China Introduces Measures to Rebuild Hong Kong as the Global Financial Hub

China Introduces Measures to Rebuild Hong Kong as the Global Financial Hub

Amid growing trade tensions between the U.S. and China, the China Banking & Insurance Regulatory Commission (CBIRC) issued a statement on August 22, 2020, revealing its plan to re-establish Hong Kong as the global financial hub.

Recent political events have not been in favor of Hong Kong’s financial sector. First, China banned few U.S. politicians in response to sanctions imposed by the U.S. on some Chinese diplomats and officials.

Worst to that, the new national security law proposed by China threatens the freedom of speech and judicial independence in Hong Kong as well as endangers its autonomy. Furthermore, Hong Kong lost its preferential trade status after U.S. President Donald Trump signed an executive order.

As a part of its efforts, the CBIRC assured of doing what is best to rebuild financial institutions in Hong Kong in line with regulations. However, the CBIRC said that Hong Kong’s financial market is doing better now, which shows the support it is getting from the international market.

Bankers doing businesses in Hong Kong are learning about how they can keep their business licenses intact, avoid unnecessary fines, and continue running their operations in the city while adhering to both the U.S. and Chinese regulations.

Apart from the existing ones, the CBIRC is receiving applications from other foreign financial institutions willing to work there, including Temasek Holdings Pte., Korean Reinsurance Co., BlackRock Inc., Chubb Ltd., and China Construction Bank Corp. Most of them have already started conducting due diligence before they could start operating, confirmed the CBIRC.

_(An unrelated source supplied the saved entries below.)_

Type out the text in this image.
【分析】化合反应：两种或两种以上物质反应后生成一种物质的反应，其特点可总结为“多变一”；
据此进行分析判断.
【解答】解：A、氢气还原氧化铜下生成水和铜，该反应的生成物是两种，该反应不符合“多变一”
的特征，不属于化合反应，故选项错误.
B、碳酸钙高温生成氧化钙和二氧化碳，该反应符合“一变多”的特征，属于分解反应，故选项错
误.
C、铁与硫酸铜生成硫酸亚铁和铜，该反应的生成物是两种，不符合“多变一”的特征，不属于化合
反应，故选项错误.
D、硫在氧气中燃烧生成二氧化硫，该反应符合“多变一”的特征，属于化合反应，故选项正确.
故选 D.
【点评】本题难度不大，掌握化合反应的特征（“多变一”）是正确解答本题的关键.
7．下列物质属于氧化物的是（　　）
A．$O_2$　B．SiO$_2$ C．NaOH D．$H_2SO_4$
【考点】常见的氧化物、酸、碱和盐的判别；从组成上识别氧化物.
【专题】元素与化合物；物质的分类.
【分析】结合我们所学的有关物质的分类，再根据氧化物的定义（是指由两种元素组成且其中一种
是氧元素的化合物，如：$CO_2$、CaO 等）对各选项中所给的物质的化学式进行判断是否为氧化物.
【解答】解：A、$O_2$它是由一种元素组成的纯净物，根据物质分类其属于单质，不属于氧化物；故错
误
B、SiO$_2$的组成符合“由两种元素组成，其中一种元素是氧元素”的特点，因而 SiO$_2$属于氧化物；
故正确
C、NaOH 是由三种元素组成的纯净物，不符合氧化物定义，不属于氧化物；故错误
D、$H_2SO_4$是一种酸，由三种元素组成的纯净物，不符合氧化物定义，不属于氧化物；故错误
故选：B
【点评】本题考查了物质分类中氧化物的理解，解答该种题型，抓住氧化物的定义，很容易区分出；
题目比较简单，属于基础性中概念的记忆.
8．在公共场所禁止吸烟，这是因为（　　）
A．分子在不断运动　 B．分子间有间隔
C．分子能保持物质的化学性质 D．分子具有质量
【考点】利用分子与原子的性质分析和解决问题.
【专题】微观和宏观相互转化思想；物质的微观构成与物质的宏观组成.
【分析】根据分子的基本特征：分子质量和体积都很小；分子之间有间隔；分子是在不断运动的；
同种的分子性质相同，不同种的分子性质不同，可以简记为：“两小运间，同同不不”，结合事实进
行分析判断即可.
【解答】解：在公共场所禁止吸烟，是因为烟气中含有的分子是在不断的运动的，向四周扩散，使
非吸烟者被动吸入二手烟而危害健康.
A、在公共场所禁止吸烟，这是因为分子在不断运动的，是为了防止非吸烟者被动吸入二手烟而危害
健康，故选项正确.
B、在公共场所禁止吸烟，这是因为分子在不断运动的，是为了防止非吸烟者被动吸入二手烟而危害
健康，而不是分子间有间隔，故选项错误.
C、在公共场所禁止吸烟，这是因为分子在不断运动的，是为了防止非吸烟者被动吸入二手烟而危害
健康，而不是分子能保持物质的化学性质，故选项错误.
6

The banking regulator believes that the introduction of these new foreign financial institutions with more to come will support the development of both the financial market and financial industry of China.

In another significant measure, the Chinese banking industry is considering scrapping 3.4 trillion yuan of non-performing assets to help support small businesses.

With more steps required to revive the COVID-19-hit economy and rebuild the financial institutions in Hong Kong, allowing new banks to run and disposing of non-performing assets is just the beginning, the statement read further.

It is not only Hong Kong’s financial sector but also the real estate industry that needs to be taken care of. To keep the property prices stable and in control, the People’s Bank of China said that it is monitoring the housing property financing in the city.